Während die deutsche Automobilindustrie in den Sog der wirtschaftlichen Delle in China geraten ist, winken gleichzeitig neue Absatzchancen. Und zwar in der Türkei, in Saudi Arabien und im Iran.

Der Kreditversicherer Euler Hermes hat seine aktuellen Studie “Auto market – a live wire” vorgestellt. Insgesamt sind die Aussichten der Automobilbranche gut, vor allem getrieben durch die sich merklich erholenden und stabil wachsenden traditionellen Märkte in den USA und Europa. Zahlreiche Probleme existieren aber in den Schwellenländern. Neben China greift die Rezession in Brasilien und in Russland durch.

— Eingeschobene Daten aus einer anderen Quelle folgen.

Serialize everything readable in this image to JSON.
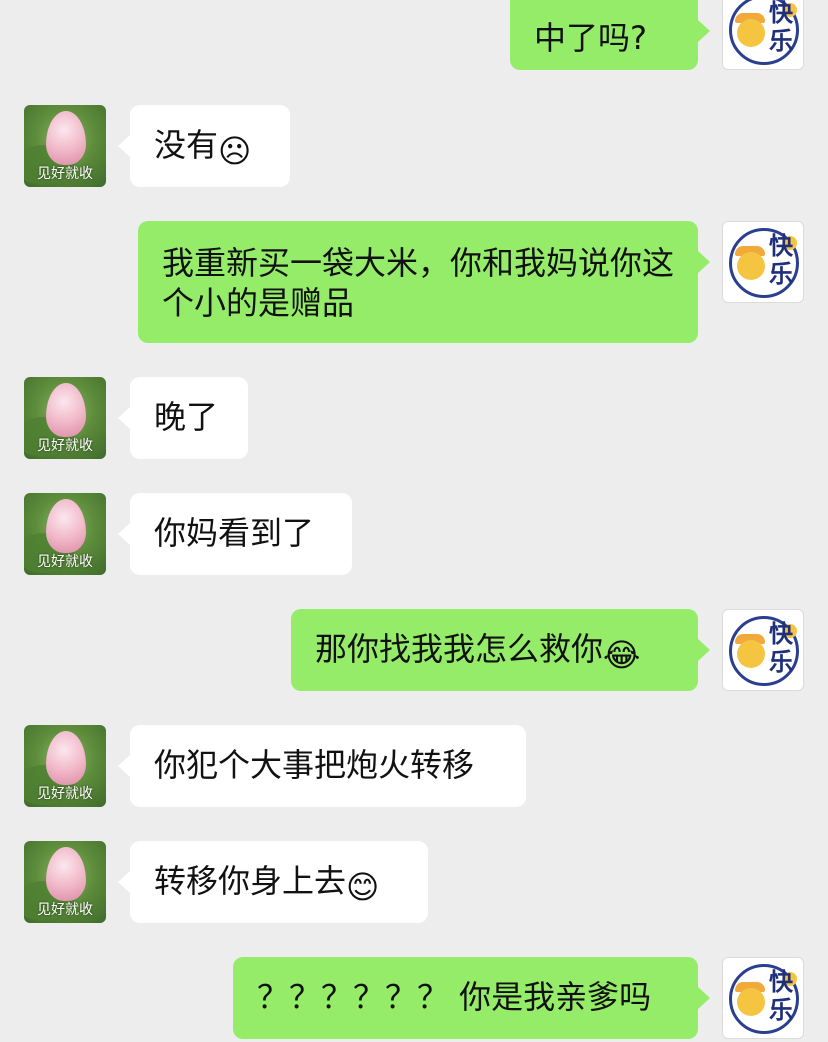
{
  "contact": {
    "avatar_caption": "见好就收"
  },
  "self": {
    "avatar_text": "快乐"
  },
  "messages": [
    {
      "side": "out",
      "text": "中了吗?",
      "emoji": ""
    },
    {
      "side": "in",
      "text": "没有",
      "emoji": "☹"
    },
    {
      "side": "out",
      "text": "我重新买一袋大米，你和我妈说你这个小的是赠品",
      "emoji": ""
    },
    {
      "side": "in",
      "text": "晚了",
      "emoji": ""
    },
    {
      "side": "in",
      "text": "你妈看到了",
      "emoji": ""
    },
    {
      "side": "out",
      "text": "那你找我我怎么救你",
      "emoji": "😂"
    },
    {
      "side": "in",
      "text": "你犯个大事把炮火转移",
      "emoji": ""
    },
    {
      "side": "in",
      "text": "转移你身上去",
      "emoji": "😊"
    },
    {
      "side": "out",
      "text": "？？？？？？ 你是我亲爹吗",
      "emoji": ""
    }
  ]
}
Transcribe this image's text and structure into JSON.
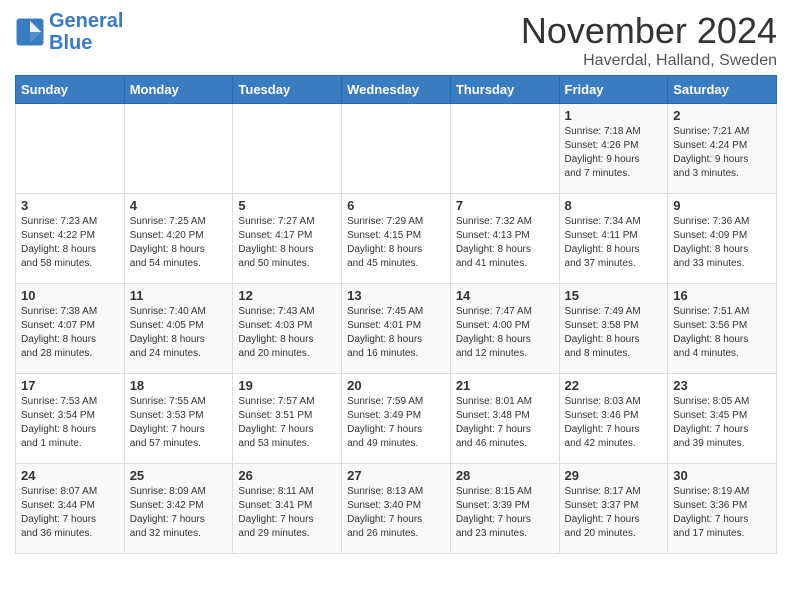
{
  "header": {
    "logo_line1": "General",
    "logo_line2": "Blue",
    "month": "November 2024",
    "location": "Haverdal, Halland, Sweden"
  },
  "columns": [
    "Sunday",
    "Monday",
    "Tuesday",
    "Wednesday",
    "Thursday",
    "Friday",
    "Saturday"
  ],
  "weeks": [
    [
      {
        "day": "",
        "info": ""
      },
      {
        "day": "",
        "info": ""
      },
      {
        "day": "",
        "info": ""
      },
      {
        "day": "",
        "info": ""
      },
      {
        "day": "",
        "info": ""
      },
      {
        "day": "1",
        "info": "Sunrise: 7:18 AM\nSunset: 4:26 PM\nDaylight: 9 hours\nand 7 minutes."
      },
      {
        "day": "2",
        "info": "Sunrise: 7:21 AM\nSunset: 4:24 PM\nDaylight: 9 hours\nand 3 minutes."
      }
    ],
    [
      {
        "day": "3",
        "info": "Sunrise: 7:23 AM\nSunset: 4:22 PM\nDaylight: 8 hours\nand 58 minutes."
      },
      {
        "day": "4",
        "info": "Sunrise: 7:25 AM\nSunset: 4:20 PM\nDaylight: 8 hours\nand 54 minutes."
      },
      {
        "day": "5",
        "info": "Sunrise: 7:27 AM\nSunset: 4:17 PM\nDaylight: 8 hours\nand 50 minutes."
      },
      {
        "day": "6",
        "info": "Sunrise: 7:29 AM\nSunset: 4:15 PM\nDaylight: 8 hours\nand 45 minutes."
      },
      {
        "day": "7",
        "info": "Sunrise: 7:32 AM\nSunset: 4:13 PM\nDaylight: 8 hours\nand 41 minutes."
      },
      {
        "day": "8",
        "info": "Sunrise: 7:34 AM\nSunset: 4:11 PM\nDaylight: 8 hours\nand 37 minutes."
      },
      {
        "day": "9",
        "info": "Sunrise: 7:36 AM\nSunset: 4:09 PM\nDaylight: 8 hours\nand 33 minutes."
      }
    ],
    [
      {
        "day": "10",
        "info": "Sunrise: 7:38 AM\nSunset: 4:07 PM\nDaylight: 8 hours\nand 28 minutes."
      },
      {
        "day": "11",
        "info": "Sunrise: 7:40 AM\nSunset: 4:05 PM\nDaylight: 8 hours\nand 24 minutes."
      },
      {
        "day": "12",
        "info": "Sunrise: 7:43 AM\nSunset: 4:03 PM\nDaylight: 8 hours\nand 20 minutes."
      },
      {
        "day": "13",
        "info": "Sunrise: 7:45 AM\nSunset: 4:01 PM\nDaylight: 8 hours\nand 16 minutes."
      },
      {
        "day": "14",
        "info": "Sunrise: 7:47 AM\nSunset: 4:00 PM\nDaylight: 8 hours\nand 12 minutes."
      },
      {
        "day": "15",
        "info": "Sunrise: 7:49 AM\nSunset: 3:58 PM\nDaylight: 8 hours\nand 8 minutes."
      },
      {
        "day": "16",
        "info": "Sunrise: 7:51 AM\nSunset: 3:56 PM\nDaylight: 8 hours\nand 4 minutes."
      }
    ],
    [
      {
        "day": "17",
        "info": "Sunrise: 7:53 AM\nSunset: 3:54 PM\nDaylight: 8 hours\nand 1 minute."
      },
      {
        "day": "18",
        "info": "Sunrise: 7:55 AM\nSunset: 3:53 PM\nDaylight: 7 hours\nand 57 minutes."
      },
      {
        "day": "19",
        "info": "Sunrise: 7:57 AM\nSunset: 3:51 PM\nDaylight: 7 hours\nand 53 minutes."
      },
      {
        "day": "20",
        "info": "Sunrise: 7:59 AM\nSunset: 3:49 PM\nDaylight: 7 hours\nand 49 minutes."
      },
      {
        "day": "21",
        "info": "Sunrise: 8:01 AM\nSunset: 3:48 PM\nDaylight: 7 hours\nand 46 minutes."
      },
      {
        "day": "22",
        "info": "Sunrise: 8:03 AM\nSunset: 3:46 PM\nDaylight: 7 hours\nand 42 minutes."
      },
      {
        "day": "23",
        "info": "Sunrise: 8:05 AM\nSunset: 3:45 PM\nDaylight: 7 hours\nand 39 minutes."
      }
    ],
    [
      {
        "day": "24",
        "info": "Sunrise: 8:07 AM\nSunset: 3:44 PM\nDaylight: 7 hours\nand 36 minutes."
      },
      {
        "day": "25",
        "info": "Sunrise: 8:09 AM\nSunset: 3:42 PM\nDaylight: 7 hours\nand 32 minutes."
      },
      {
        "day": "26",
        "info": "Sunrise: 8:11 AM\nSunset: 3:41 PM\nDaylight: 7 hours\nand 29 minutes."
      },
      {
        "day": "27",
        "info": "Sunrise: 8:13 AM\nSunset: 3:40 PM\nDaylight: 7 hours\nand 26 minutes."
      },
      {
        "day": "28",
        "info": "Sunrise: 8:15 AM\nSunset: 3:39 PM\nDaylight: 7 hours\nand 23 minutes."
      },
      {
        "day": "29",
        "info": "Sunrise: 8:17 AM\nSunset: 3:37 PM\nDaylight: 7 hours\nand 20 minutes."
      },
      {
        "day": "30",
        "info": "Sunrise: 8:19 AM\nSunset: 3:36 PM\nDaylight: 7 hours\nand 17 minutes."
      }
    ]
  ]
}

Deutsche Autobauer am Tropf der Chinesen – chinesische Hersteller gewinnen Marktanteile

euler hermes Ludovic Subran

Euler Hermes Ludovic Subran

„China war viele Jahre ein wahres El Dorado für deutsche Autobauer – quasi alles, was sie anpackten, wurde dort fast automatisch zu Gold“, sagte Ludovic Subran, Chefvolkswirt der Euler Hermes Gruppe. „Zwischen 2008 und 2014 hat sich der chinesische Automarkt verdreifacht mit durchschnittlichen jährlichen Wachstumsraten von 30%. Das war in europäischen Krisenzeiten das stabile neue Standbein – das nun aber anfängt zu wackeln. Für 2015 und 2016 erwarten wir gerade mal noch ein Wachstum von 3% – ein Zehntel der letzten Jahre. Das Land der Mitte macht inzwischen bei einigen Autobauern jedoch bis zu einem Drittel des Absatzes aus, so dass eine große Abhängigkeit besteht und sich China auch nicht einfach durch einen beliebigen anderen Markt kompensieren lässt. Die Autobauer hängen inzwischen am Tropf des chinesischen Markts. Die Börsenturbulenzen und Yuan-Abwertung machen ihnen zusätzlich zu schaffen, denn diese verteuern ihre exportierten Fahrzeuge der Luxusklasse erheblich. Davon profitieren die chinesischen Hersteller: Sie haben im Gegenzug ihren Marktanteil um 10 Prozentpunkte auf 42% stark ausgebaut.“

Schlechte Zahlungsmoral in China – insbesondere in der chinesischen Automobilbranche

Die Zahlungsmoral in China hat sich ebenfalls erheblich verschlechtert. Rechnungen werden im Reich der Mitte im Schnitt 22 Tage später bezahlt also noch 2007, zwischen 2014 und 2015 verschlechtert sich dies nach Einschätzungen von Euler Hermes um weitere zwei Tage. In der Automobilbranche ist die Zahlungsmoral in China besonders schlecht, Zahlungsziele werden bis auf das Maximum ausgereizt: Ganze 106 Tage liegen bei börsennotierten Unternehmen in der Automobilbranche durchschnittlich zwischen Rechnungslegung und Begleichung von Forderungen, bei kleineren Unternehmen oft sogar noch weit darüber. Der weltweite Schnitt in der Branche liegt hingegen bei lediglich 58 Tagen, das sind 48 Tage mehr.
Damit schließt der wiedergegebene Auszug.